Enzyme activity was expressed as micromolars of L-γ-glutamylhydroxamate produced in time (minutes) with protein concentration of 1 mg/ml. The mean values for each group of the samples with their standard deviations are given in Fig. 1. We were not able to observe any significant changes in the enzyme activity between morphine-dependent and control samples from any of the structures examined.

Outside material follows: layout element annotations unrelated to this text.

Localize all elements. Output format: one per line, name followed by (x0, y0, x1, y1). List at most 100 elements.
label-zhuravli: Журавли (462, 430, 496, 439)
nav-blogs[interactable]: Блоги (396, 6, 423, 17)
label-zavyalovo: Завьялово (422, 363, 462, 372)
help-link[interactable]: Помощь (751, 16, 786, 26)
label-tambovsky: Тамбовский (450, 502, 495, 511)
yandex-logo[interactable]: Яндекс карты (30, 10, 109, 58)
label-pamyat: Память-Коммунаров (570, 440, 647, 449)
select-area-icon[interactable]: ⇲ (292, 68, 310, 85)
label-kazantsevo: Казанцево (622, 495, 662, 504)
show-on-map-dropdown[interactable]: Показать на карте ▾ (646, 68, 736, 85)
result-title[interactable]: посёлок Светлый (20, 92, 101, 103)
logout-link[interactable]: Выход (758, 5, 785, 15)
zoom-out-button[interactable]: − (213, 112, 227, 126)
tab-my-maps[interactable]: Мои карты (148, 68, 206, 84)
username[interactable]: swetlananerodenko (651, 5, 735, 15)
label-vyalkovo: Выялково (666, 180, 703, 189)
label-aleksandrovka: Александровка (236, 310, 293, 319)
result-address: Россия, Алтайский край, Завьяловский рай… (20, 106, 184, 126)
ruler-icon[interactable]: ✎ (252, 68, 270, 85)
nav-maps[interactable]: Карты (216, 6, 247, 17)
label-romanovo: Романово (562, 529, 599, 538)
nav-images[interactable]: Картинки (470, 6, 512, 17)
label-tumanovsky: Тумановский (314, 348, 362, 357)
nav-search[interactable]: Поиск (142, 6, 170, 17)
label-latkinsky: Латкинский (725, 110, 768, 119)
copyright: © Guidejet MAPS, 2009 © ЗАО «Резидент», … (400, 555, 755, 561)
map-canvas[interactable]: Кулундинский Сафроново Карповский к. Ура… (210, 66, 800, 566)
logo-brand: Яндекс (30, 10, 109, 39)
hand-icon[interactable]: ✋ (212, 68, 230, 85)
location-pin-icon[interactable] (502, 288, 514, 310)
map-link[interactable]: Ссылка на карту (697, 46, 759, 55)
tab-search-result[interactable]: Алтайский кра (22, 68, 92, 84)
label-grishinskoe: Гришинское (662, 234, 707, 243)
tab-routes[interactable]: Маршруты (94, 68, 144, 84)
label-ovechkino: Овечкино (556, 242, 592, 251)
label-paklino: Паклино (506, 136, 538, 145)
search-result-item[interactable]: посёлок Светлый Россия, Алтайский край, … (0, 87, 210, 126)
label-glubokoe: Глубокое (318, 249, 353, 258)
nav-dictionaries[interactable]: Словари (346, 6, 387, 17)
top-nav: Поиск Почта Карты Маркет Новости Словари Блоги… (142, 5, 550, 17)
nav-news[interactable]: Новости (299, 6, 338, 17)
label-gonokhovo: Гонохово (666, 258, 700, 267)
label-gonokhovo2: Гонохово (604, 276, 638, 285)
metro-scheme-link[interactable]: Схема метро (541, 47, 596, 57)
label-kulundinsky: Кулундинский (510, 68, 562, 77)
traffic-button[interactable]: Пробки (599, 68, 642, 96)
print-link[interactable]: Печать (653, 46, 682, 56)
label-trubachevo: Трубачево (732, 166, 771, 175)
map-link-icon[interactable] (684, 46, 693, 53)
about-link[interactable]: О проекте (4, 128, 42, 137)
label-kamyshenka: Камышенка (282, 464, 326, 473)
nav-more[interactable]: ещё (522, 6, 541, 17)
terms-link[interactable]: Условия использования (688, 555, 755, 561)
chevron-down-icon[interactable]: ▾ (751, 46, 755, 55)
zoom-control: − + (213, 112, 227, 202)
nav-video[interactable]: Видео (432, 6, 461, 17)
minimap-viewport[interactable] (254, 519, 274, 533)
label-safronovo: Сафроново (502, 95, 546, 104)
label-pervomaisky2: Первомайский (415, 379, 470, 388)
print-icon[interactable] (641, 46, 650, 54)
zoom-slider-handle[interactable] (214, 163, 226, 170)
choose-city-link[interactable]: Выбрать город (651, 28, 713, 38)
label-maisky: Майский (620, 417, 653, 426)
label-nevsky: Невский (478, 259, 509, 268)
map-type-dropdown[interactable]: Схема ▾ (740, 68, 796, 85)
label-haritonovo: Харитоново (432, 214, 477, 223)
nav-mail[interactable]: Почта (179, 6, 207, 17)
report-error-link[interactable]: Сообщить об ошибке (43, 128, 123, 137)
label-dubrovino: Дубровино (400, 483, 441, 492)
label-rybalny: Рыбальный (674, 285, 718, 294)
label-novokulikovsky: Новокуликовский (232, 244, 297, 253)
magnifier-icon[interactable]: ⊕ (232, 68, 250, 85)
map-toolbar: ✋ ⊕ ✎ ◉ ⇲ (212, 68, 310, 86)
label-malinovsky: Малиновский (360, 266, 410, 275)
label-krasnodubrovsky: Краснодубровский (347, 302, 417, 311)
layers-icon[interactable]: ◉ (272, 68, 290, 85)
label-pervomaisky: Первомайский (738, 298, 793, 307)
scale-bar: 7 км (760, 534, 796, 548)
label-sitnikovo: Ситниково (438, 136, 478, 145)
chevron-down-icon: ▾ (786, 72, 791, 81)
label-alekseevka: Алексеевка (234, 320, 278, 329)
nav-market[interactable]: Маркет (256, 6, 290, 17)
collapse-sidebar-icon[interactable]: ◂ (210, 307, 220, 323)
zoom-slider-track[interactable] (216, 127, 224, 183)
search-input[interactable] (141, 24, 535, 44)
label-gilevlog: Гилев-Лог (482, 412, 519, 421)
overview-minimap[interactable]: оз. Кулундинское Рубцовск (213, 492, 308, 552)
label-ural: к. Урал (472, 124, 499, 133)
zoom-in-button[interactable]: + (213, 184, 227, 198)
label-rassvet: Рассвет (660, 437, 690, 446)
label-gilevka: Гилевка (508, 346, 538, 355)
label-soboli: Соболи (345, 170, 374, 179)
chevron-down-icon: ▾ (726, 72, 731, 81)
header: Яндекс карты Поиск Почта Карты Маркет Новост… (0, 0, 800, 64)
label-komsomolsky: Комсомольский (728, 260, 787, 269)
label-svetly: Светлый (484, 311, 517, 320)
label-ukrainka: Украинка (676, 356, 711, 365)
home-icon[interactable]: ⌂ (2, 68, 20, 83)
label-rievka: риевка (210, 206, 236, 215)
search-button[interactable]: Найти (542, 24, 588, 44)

Therefore, we decided to check whether changing the sample concentration and incubation time influenced the results. Five control and five morphine-treated samples from hippocampus, at a protein concentration of 2 mg/ml, were taken and incubated for 45 min. In this case, we did not observe any significant differences either (data not shown).

Conclusions

In this paper, we have proven that despite the fact that several previous proteome/morphinome studies have indicated changes in glutamine synthetase expression or quantity in cells/tissues/organisms, we did not observe any significant changes in enzyme activity during our experiments. In the case of proteomic studies, we have to be aware of the fact that changes in protein expressions may not be of biological importance. For example, elevated levels of the enzyme may not be linked with its increased activity. In fact, the enzyme may be present in the sample in active as well as in inactive forms, which cannot be distinguished using typical, proteomic tools. Moreover, statistically significant changes in protein quantity are not always connected to changes in an organism’s actual state. Thus, proteomics may indicate proteins whose expression levels were affected by morphine administration, but their role in the examined occurrence have to be validated and finally confirmed by other (biochemical and behavioural) experiments.